The U.S. Treasury Department is warning financial firms to be on the lookout for frauds and cyber attacks related to covid vaccines, and asking for some tweaks to what firms include in Suspicious Activity Reports that you might file in connection with vaccine scams.
FinCEN, the enforcement wing of the Treasury Department, published the guidance on Dec. 28. The notice warns that regulators have already seen schemes such as people selling counterfeit versions of vaccines to unwitting victims online, or diverting legitimate vaccines from their proper destinations — and then selling those legit vaccines on the black market to persons eager to be vaccinated ahead of approved distribution plans.
The FinCEN notice also warned about ransomware attacks against hospitals, research facilities, and other firms involved in vaccine distribution, plus all the other covid-related scams and frauds we’ve seen all year long.

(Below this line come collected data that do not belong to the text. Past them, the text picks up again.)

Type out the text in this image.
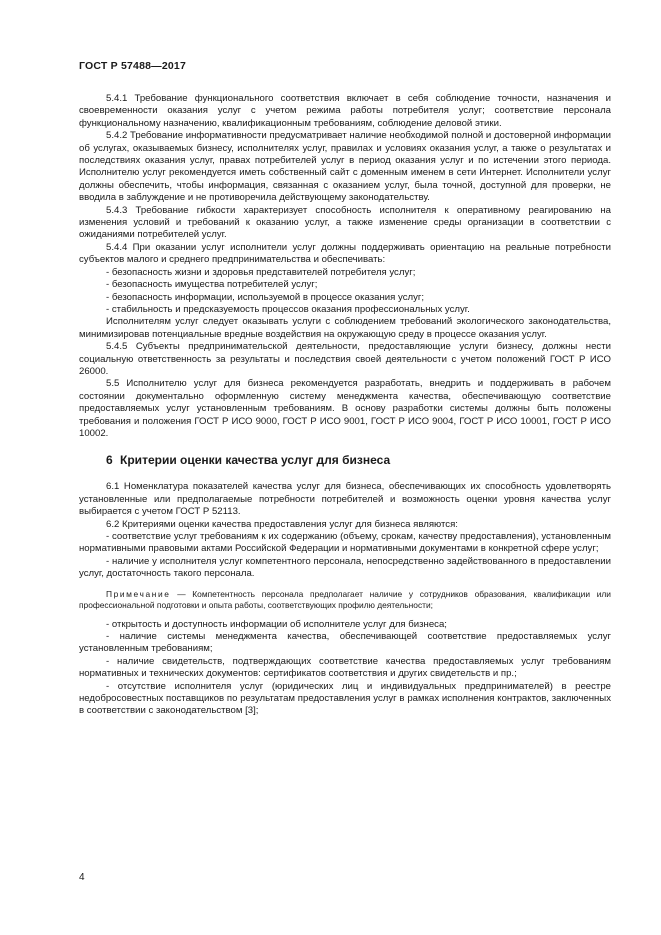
ГОСТ Р 57488—2017

5.4.1 Требование функционального соответствия включает в себя соблюдение точности, назначения и своевременности оказания услуг с учетом режима работы потребителя услуг; соответствие персонала функциональному назначению, квалификационным требованиям, соблюдение деловой этики.

5.4.2 Требование информативности предусматривает наличие необходимой полной и достоверной информации об услугах, оказываемых бизнесу, исполнителях услуг, правилах и условиях оказания услуг, а также о результатах и последствиях оказания услуг, правах потребителей услуг в период оказания услуг и по истечении этого периода. Исполнителю услуг рекомендуется иметь собственный сайт с доменным именем в сети Интернет. Исполнители услуг должны обеспечить, чтобы информация, связанная с оказанием услуг, была точной, доступной для проверки, не вводила в заблуждение и не противоречила действующему законодательству.

5.4.3 Требование гибкости характеризует способность исполнителя к оперативному реагированию на изменения условий и требований к оказанию услуг, а также изменение среды организации в соответствии с ожиданиями потребителей услуг.

5.4.4 При оказании услуг исполнители услуг должны поддерживать ориентацию на реальные потребности субъектов малого и среднего предпринимательства и обеспечивать:

- безопасность жизни и здоровья представителей потребителя услуг;

- безопасность имущества потребителей услуг;

- безопасность информации, используемой в процессе оказания услуг;

- стабильность и предсказуемость процессов оказания профессиональных услуг.

Исполнителям услуг следует оказывать услуги с соблюдением требований экологического законодательства, минимизировав потенциальные вредные воздействия на окружающую среду в процессе оказания услуг.

5.4.5 Субъекты предпринимательской деятельности, предоставляющие услуги бизнесу, должны нести социальную ответственность за результаты и последствия своей деятельности с учетом положений ГОСТ Р ИСО 26000.

5.5 Исполнителю услуг для бизнеса рекомендуется разработать, внедрить и поддерживать в рабочем состоянии документально оформленную систему менеджмента качества, обеспечивающую соответствие предоставляемых услуг установленным требованиям. В основу разработки системы должны быть положены требования и положения ГОСТ Р ИСО 9000, ГОСТ Р ИСО 9001, ГОСТ Р ИСО 9004, ГОСТ Р ИСО 10001, ГОСТ Р ИСО 10002.

6 Критерии оценки качества услуг для бизнеса

6.1 Номенклатура показателей качества услуг для бизнеса, обеспечивающих их способность удовлетворять установленные или предполагаемые потребности потребителей и возможность оценки уровня качества услуг выбирается с учетом ГОСТ Р 52113.

6.2 Критериями оценки качества предоставления услуг для бизнеса являются:

- соответствие услуг требованиям к их содержанию (объему, срокам, качеству предоставления), установленным нормативными правовыми актами Российской Федерации и нормативными документами в конкретной сфере услуг;

- наличие у исполнителя услуг компетентного персонала, непосредственно задействованного в предоставлении услуг, достаточность такого персонала.

Примечание — Компетентность персонала предполагает наличие у сотрудников образования, квалификации или профессиональной подготовки и опыта работы, соответствующих профилю деятельности;

- открытость и доступность информации об исполнителе услуг для бизнеса;

- наличие системы менеджмента качества, обеспечивающей соответствие предоставляемых услуг установленным требованиям;

- наличие свидетельств, подтверждающих соответствие качества предоставляемых услуг требованиям нормативных и технических документов: сертификатов соответствия и других свидетельств и пр.;

- отсутствие исполнителя услуг (юридических лиц и индивидуальных предпринимателей) в реестре недобросовестных поставщиков по результатам предоставления услуг в рамках исполнения контрактов, заключенных в соответствии с законодательством [3];

4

That also includes phishing scams that fraudsters might send out impersonating your emails, where the material makes some covid- or vaccine-related claim so the victims will share their personal data.
The notice includes lots of links to prior warnings about covid-related crime, if you’re interested:
- Advisory on Medical Scams Related to the Coronavirus Disease 2019 (FinCEN)
- Advisory on Ransomware and the Use of the Financial System to Facilitate Ransom Payments (FinCEN)
- Advisory on Cybercrime and Cyber-Enabled Crime Exploiting the Coronavirus Disease 2019 (FinCEN)
- Federal Agencies Warn of Emerging Fraud Schemes Related to COVID-19 Vaccines (FBI)
- COVID-19 Vaccines are in the Pipeline. Scammers Won’t be Far Behind (FTC)
Food for thought if you’re planning to revisit your cybersecurity or fraud risk assessments in early 2021 — which might be a wise idea, since the arrival of covid vaccines is a significant new attack vector for fraudsters; and covid fraud risks have already been rising briskly all pandemic long.
Vaccine Fraud and SAR Reports
When financial firms do encounter covid-related fraud, FinCEN also wants you to include a few extra details in your Suspicious Activity Reports (SARs). Specifically:
- Include the reference “FIN-2020-NTC4” in SAR field 2 and in the narrative portion of the SAR, to note that the suspicious activity is connected to the covid issues raised in this latest FinCEN bulletin.
- Select SAR field 34(z) (Fraud – other) as the associated suspicious activity type, to indicate that the suspicious activity being reported is connected to Covid-19. Also include the type of fraud or name of the scam or product (“vaccine ransomware,” for example) in SAR field 34(z).
- And provide all the usual particulars in the narrative portion of the SAR: how the scammers contacted the victim, how the victim tried to provide payment to the scammers, identifying data such as phone numbers or IP addresses, and so forth.
If you’re not sure exactly what your compliance obligations are under the Bank Secrecy Act, FinCEN also published a short reminder earlier this year — with a subtle but clear message that, yes really, regulators will be looking to investigate and prosecute instances of covid fraud.
So compliance teams should do their part with reminders to employees of what covid fraud might look like, and the importance of bringing those suspicions to your attention. You might also want to update and refine any surveillance or monitoring systems you use to include more covid-related keywords.
The Justice Department and Securities and Exchange Commission have both already brought charges against firms and individuals related to covid fraud. That trend is only going to increase in 2021 as vaccinations become more available and the Biden Administration arrives.